# Find potential between A and B

1. Dec 4, 2008

### Altairs

1. The problem statement, all variables and given/known data
Find potential between A and B

2. Relevant equations

3. The attempt at a solution
The R1 is confusing me. If it hadnt been there simple voltage divider would have taken care of things quite easily...I cant make logic of how to solve it now...How do I deal with R1 ?

File size:
5.7 KB
Views:
74
2. Dec 4, 2008

### The Electrician

What methods of circuit analysis have you studied so far?

Do you know how to do loop, mesh or node analysis?

Do you know about Thevenin equivalents?

3. Dec 4, 2008

### Altairs

Everything except the Thevenin Equivalents. The circuit I have attached is the result of applying superposition principle. Actually there was another Voltage source (V') connected between R3 and the common joint of R3,R4 and R7, with positive towards the right. I had to find the voltage across AB (One Port). SO by using the superposition principle and suppressing the V' this is the circuit I got. I applied loop analysis one by one i.e. once on this circuit and then by suppressing the V source but I don't get the right answer. And to make matters worse when I apply the loop analysis without suppressing any of the sources I get a completely different answer.

The values given are :-
V = 18V
V' = 13V
R1=R2=R3=3ohm
R4=R5=6ohm
R6=20ohm
R7=10ohm

1. Suppressing the V' then current through R7 = 0.09A
2. Suppressing the V then current through R7 = 0.571A
3. Solving without superposition then current through R7 = 0.125A

4. Dec 4, 2008

### The Electrician

I would be better able to help you if you will post the original circuit, including the V' source.

5. Dec 4, 2008

### Altairs

here is the original circuit

File size:
6.7 KB
Views:
61
6. Dec 4, 2008

### The Electrician

I won't be able to see the jpg until it gets approved, which could take hours.

and post the URL here, I will be able to get it sooner.

7. Dec 4, 2008

8. Dec 5, 2008

### The Electrician

Ok, I got it. This problem is a natural for the loop method. You don't need to suppress any voltage sources. I labeled the loop currents as I1 for the bottom left loop, I2 for the top loop, and I3, I4 for the next two loops to the right of the I1 loop.
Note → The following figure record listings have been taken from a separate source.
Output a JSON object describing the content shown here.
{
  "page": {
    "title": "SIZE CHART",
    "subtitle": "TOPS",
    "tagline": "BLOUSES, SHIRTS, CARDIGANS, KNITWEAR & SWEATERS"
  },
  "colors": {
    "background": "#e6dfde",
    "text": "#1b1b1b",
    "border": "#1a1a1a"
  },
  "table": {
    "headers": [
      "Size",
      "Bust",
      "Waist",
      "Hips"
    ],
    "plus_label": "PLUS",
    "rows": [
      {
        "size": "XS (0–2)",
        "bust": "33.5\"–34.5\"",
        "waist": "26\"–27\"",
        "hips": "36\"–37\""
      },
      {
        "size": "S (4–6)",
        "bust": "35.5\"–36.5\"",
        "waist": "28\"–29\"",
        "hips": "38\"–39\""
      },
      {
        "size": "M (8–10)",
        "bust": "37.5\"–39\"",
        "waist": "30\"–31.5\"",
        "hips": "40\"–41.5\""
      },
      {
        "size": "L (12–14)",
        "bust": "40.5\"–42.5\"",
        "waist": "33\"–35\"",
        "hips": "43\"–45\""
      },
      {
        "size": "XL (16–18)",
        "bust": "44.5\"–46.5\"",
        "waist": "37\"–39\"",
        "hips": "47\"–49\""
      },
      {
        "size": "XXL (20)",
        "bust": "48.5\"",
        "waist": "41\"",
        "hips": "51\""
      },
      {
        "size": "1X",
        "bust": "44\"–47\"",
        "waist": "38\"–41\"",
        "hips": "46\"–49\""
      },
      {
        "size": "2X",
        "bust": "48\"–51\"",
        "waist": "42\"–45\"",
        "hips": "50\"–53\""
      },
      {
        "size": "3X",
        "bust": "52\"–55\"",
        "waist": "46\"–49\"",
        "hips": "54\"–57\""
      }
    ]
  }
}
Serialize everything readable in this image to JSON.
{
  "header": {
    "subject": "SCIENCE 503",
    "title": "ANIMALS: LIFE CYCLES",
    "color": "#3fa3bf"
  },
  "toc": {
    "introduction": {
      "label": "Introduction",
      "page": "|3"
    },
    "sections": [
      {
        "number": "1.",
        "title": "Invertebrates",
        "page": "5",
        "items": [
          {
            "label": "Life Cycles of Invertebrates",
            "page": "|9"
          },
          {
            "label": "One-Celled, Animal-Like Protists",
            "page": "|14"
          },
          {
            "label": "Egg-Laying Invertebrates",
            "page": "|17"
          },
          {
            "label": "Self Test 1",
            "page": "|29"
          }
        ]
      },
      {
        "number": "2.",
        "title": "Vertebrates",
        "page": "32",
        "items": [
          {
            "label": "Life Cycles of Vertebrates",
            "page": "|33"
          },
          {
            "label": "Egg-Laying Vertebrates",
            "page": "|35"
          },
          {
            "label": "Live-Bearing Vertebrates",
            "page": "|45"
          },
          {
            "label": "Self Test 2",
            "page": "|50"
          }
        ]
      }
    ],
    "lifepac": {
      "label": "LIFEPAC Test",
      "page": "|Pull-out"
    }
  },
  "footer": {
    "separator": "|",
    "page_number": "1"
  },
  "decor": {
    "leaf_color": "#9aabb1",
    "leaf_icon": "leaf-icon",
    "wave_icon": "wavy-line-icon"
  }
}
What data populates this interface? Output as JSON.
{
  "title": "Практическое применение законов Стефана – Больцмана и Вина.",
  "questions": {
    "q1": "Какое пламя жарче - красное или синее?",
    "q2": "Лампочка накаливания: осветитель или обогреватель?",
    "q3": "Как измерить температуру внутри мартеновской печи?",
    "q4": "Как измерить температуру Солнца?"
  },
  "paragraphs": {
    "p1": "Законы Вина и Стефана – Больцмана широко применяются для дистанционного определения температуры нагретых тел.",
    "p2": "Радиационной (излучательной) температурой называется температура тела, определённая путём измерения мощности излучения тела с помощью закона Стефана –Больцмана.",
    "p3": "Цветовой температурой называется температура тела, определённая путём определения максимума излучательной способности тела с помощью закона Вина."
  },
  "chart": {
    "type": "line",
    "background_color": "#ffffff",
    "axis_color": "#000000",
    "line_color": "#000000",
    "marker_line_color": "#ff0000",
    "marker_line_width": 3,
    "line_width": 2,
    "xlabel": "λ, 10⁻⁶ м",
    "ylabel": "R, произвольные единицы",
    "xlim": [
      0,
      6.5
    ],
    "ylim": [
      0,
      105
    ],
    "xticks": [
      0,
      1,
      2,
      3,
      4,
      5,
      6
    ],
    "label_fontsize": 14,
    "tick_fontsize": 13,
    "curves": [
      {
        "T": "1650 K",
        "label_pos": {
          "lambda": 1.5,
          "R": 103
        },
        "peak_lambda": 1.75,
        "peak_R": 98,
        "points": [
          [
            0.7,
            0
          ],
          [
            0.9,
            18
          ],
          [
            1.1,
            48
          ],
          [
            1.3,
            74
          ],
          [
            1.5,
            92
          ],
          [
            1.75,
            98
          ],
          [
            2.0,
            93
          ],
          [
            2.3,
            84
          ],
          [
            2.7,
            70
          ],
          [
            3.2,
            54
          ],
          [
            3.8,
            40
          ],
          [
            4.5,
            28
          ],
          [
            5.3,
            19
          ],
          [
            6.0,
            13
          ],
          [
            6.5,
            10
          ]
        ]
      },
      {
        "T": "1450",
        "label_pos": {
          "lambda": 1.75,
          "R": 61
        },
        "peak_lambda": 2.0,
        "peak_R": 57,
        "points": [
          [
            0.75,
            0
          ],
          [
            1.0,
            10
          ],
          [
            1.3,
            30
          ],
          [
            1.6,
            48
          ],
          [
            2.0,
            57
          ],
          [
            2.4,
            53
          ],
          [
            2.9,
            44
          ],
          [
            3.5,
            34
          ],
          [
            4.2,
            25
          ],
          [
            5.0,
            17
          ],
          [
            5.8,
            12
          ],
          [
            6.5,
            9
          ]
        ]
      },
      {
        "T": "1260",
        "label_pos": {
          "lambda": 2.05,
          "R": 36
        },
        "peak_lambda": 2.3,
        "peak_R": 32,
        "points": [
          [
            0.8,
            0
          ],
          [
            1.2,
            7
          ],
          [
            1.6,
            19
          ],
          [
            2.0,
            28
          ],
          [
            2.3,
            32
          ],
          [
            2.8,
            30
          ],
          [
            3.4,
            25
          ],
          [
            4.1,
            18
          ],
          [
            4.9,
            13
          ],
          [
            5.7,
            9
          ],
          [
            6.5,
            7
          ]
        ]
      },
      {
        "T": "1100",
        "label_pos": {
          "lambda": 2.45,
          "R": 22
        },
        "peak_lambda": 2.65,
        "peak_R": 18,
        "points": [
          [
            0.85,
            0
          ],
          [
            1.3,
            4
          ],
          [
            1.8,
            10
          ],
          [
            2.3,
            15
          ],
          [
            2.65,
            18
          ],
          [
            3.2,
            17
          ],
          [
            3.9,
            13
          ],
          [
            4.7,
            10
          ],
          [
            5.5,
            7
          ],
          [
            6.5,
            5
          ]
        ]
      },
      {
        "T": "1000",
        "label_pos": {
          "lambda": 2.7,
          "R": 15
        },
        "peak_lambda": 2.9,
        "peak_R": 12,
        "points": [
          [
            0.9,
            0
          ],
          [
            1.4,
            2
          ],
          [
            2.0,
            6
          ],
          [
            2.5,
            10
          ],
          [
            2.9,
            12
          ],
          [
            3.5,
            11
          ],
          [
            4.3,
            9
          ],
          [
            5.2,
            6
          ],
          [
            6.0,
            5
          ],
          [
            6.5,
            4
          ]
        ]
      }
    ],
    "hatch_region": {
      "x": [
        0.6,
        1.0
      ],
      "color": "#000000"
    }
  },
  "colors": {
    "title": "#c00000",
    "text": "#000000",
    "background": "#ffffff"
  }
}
Can you write the loop equations for those loops and show your work?

Just to inspire you, I got a current of 1.5 amps in R7, and that makes 15 volts at the A-B port. I have been known to make mistakes though. :-(

9. Dec 5, 2008

### Altairs

For loop 1:-

$$3(i_1 + i_4) + 6(i_1 - i_2) = 18$$

For loop 2:-

$$6(i_2 - i_1) + 3(i_2 + i_4) + 20(i_2 + i_3) = 13$$

For loop 3:-

$$6(i_3 - i_4) + 20(i_3 + i_2) +10i_3 = 0$$

For loop 4:-

$$3i_4 +3(i_4 + i_1) + 3(i_4 + i_2) + 6(i_4 - i_3) = 13$$

10. Dec 5, 2008

### Altairs

11. Dec 5, 2008

### The Electrician

You have it exactly right. Your equations give the same currents I got, even though I selected my loops slightly differently.

What currents do you get when you solve the system?

Last edited: Dec 5, 2008
12. Dec 5, 2008

### Altairs

I get i3 =0.125

13. Dec 5, 2008

### The Electrician

How are you solving it? I get:

I1 = 3.9333
I2 = 2.4
I3 = -1.5
I4 = -1.0

14. Dec 5, 2008

### Altairs

Simlifying the equations then making i1 as the subject from last equation and substituting it in two of above and then solving simultaneously to get i2 , i3 and i4....must be some algebraic mistake

15. Dec 5, 2008

### The Electrician

I used a matrix solver after setting up the matrix and excitation vector like this; just collect the coefficients for each current:

Code (Text):
[  9  -6   0  3 ]  [ I1 ]     [ 18 ]
[ -6  29  20  3 ]* [ I2 ]  =  [ 13 ]
[  0  20  36 -6 ]  [ I3 ]     [  0 ]
[  3  3   -6 15 ]  [ I4 ]     [ 13 ]
then use Matlab, or a calculator with matrix capabilities to solve it.

If you have the matrix set up properly, this method guarantees no algebra mistakes! :-)

Given the magnitude of the voltage sources and the resistor values, I think .125 amps is definitely too small.

16. Dec 5, 2008

### Altairs

which loops did you make?

17. Dec 5, 2008

### The Electrician

I used yours.

18. Dec 5, 2008

### The Electrician

Look at your 2nd equation, for example. You can collect terms and rewrite it as:

-6*I1 + 29*I2 + 20*I3 + 3*I4 = 13

and similarly for the others. Thats how you get the entries in the matrix.